Ethan Johnson-Skinner, Ball’s partner, graduated from Ryerson in the fall of 2021 with a master’s in mathematics. He had also completed his undergraduate degree in engineering at Ryerson in 2016. “Graduation was really fun. It was a whole thing with the ring ceremony,” he said. “And then I did my master’s in math and that was really different… I was pretty bummed that they didn’t have an in-person ceremony.”
Johnson-Skinner adds that the thing he was most disappointed in was not being with his classmates on the big day, “I never saw my classmates at the end,” he said. “With a master’s, a lot of it is thesis work so you’re doing it at home. But I was hoping to get (to see them) at my graduation.”

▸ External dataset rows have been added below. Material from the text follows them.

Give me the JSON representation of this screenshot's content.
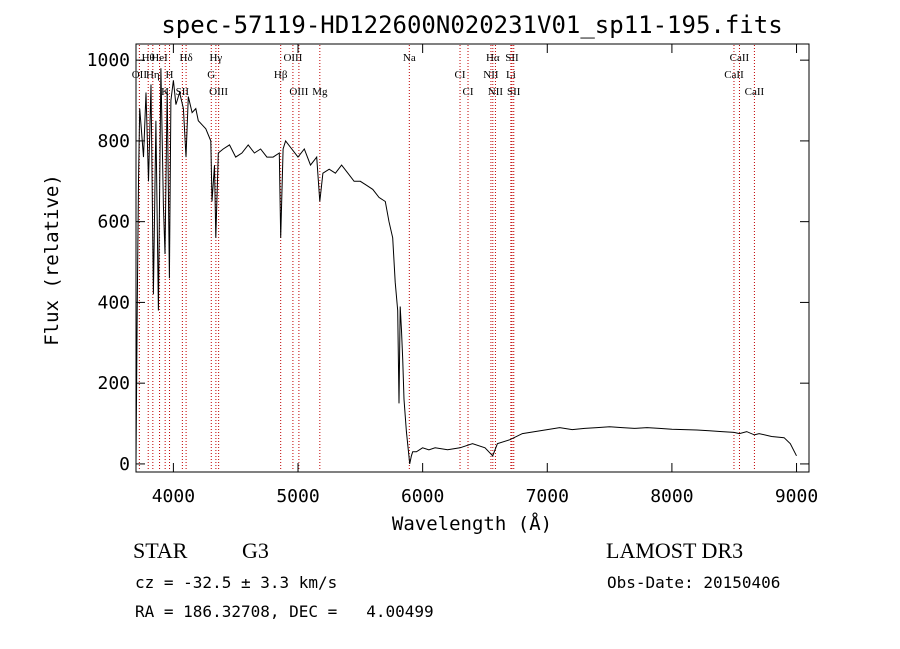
{
  "colors": {
    "spectrum": "#000000",
    "line_marker": "#c00000",
    "axis": "#000000",
    "background": "#ffffff"
  },
  "chart_data": {
    "type": "line",
    "title": "spec-57119-HD122600N020231V01_sp11-195.fits",
    "xlabel": "Wavelength (Å)",
    "ylabel": "Flux (relative)",
    "xlim": [
      3700,
      9100
    ],
    "ylim": [
      -20,
      1040
    ],
    "x_ticks": [
      4000,
      5000,
      6000,
      7000,
      8000,
      9000
    ],
    "y_ticks": [
      0,
      200,
      400,
      600,
      800,
      1000
    ],
    "series": [
      {
        "name": "flux",
        "x": [
          3700,
          3710,
          3720,
          3730,
          3740,
          3760,
          3780,
          3800,
          3820,
          3840,
          3860,
          3880,
          3900,
          3920,
          3933,
          3950,
          3968,
          3980,
          4000,
          4020,
          4050,
          4080,
          4101,
          4120,
          4150,
          4180,
          4200,
          4230,
          4260,
          4300,
          4310,
          4330,
          4340,
          4360,
          4400,
          4450,
          4500,
          4550,
          4600,
          4650,
          4700,
          4750,
          4800,
          4850,
          4861,
          4880,
          4900,
          4950,
          5000,
          5050,
          5100,
          5150,
          5175,
          5200,
          5250,
          5300,
          5350,
          5400,
          5450,
          5500,
          5550,
          5600,
          5650,
          5700,
          5730,
          5760,
          5780,
          5800,
          5810,
          5820,
          5830,
          5840,
          5850,
          5870,
          5890,
          5896,
          5910,
          5920,
          5950,
          6000,
          6050,
          6100,
          6200,
          6300,
          6400,
          6500,
          6562,
          6600,
          6700,
          6800,
          6900,
          7000,
          7100,
          7200,
          7300,
          7400,
          7500,
          7600,
          7700,
          7800,
          7900,
          8000,
          8100,
          8200,
          8300,
          8400,
          8498,
          8542,
          8600,
          8662,
          8700,
          8800,
          8900,
          8950,
          9000
        ],
        "values": [
          0,
          380,
          700,
          880,
          840,
          760,
          920,
          700,
          940,
          420,
          850,
          380,
          980,
          640,
          520,
          930,
          460,
          900,
          950,
          890,
          920,
          880,
          760,
          910,
          870,
          880,
          850,
          840,
          830,
          800,
          650,
          740,
          560,
          770,
          780,
          790,
          760,
          770,
          790,
          770,
          780,
          760,
          760,
          770,
          560,
          780,
          800,
          780,
          760,
          780,
          740,
          760,
          650,
          720,
          730,
          720,
          740,
          720,
          700,
          700,
          690,
          680,
          660,
          650,
          600,
          560,
          450,
          380,
          150,
          390,
          330,
          260,
          160,
          80,
          20,
          0,
          20,
          30,
          30,
          40,
          35,
          40,
          35,
          40,
          50,
          40,
          20,
          50,
          60,
          75,
          80,
          85,
          90,
          85,
          88,
          90,
          92,
          90,
          88,
          90,
          88,
          86,
          85,
          84,
          82,
          80,
          78,
          75,
          80,
          72,
          75,
          68,
          65,
          50,
          20
        ]
      }
    ],
    "line_labels": [
      {
        "label": "Hθ",
        "wave": 3798
      },
      {
        "label": "OII",
        "wave": 3727
      },
      {
        "label": "K",
        "wave": 3934
      },
      {
        "label": "HeI",
        "wave": 3889
      },
      {
        "label": "Hη",
        "wave": 3835
      },
      {
        "label": "SII",
        "wave": 4072
      },
      {
        "label": "Hδ",
        "wave": 4102
      },
      {
        "label": "H",
        "wave": 3969
      },
      {
        "label": "OIII",
        "wave": 4363
      },
      {
        "label": "Hγ",
        "wave": 4341
      },
      {
        "label": "G",
        "wave": 4304
      },
      {
        "label": "OIII",
        "wave": 5007
      },
      {
        "label": "OIII",
        "wave": 4959
      },
      {
        "label": "Hβ",
        "wave": 4861
      },
      {
        "label": "Mg",
        "wave": 5175
      },
      {
        "label": "Na",
        "wave": 5893
      },
      {
        "label": "CI",
        "wave": 6300
      },
      {
        "label": "CI",
        "wave": 6364
      },
      {
        "label": "Hα",
        "wave": 6563
      },
      {
        "label": "NII",
        "wave": 6548
      },
      {
        "label": "NII",
        "wave": 6584
      },
      {
        "label": "SII",
        "wave": 6717
      },
      {
        "label": "Li",
        "wave": 6708
      },
      {
        "label": "SII",
        "wave": 6731
      },
      {
        "label": "CaII",
        "wave": 8542
      },
      {
        "label": "CaII",
        "wave": 8498
      },
      {
        "label": "CaII",
        "wave": 8662
      }
    ]
  },
  "info": {
    "object_class": "STAR",
    "subclass": "G3",
    "survey": "LAMOST DR3",
    "redshift": "cz = -32.5 ± 3.3 km/s",
    "obs_date": "Obs-Date: 20150406",
    "coords": "RA = 186.32708, DEC =   4.00499"
  }
}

On the other hand, Ball has been able to see some positives to having the ceremony online. “My grandfather walks in a walker and he’s not as mobile as he used to be,” she said. “So it was great because he was actually able to come to our house and watch it. And I think if it had been in person it would have been a little bit harder for him.” She explains that her family got together and ordered lunch to watch the ceremony live.
Ryerson University recently announced that it will be hosting an in-person ceremony for the class of 2022. The ceremonies will be held at the Mattamy Athletic Centre from June 13-24 and will also be open to those who graduated during the pandemic. Johnson-Skinner and Ball have said they are excited to attend, while Gittens said she is still unsure and is waiting to see if her friends will attend with her.
Ihekwoaba, however, has decided not to return. “I’ve mentally and emotionally moved on. The excitement is not there anymore. It just won’t feel the same.”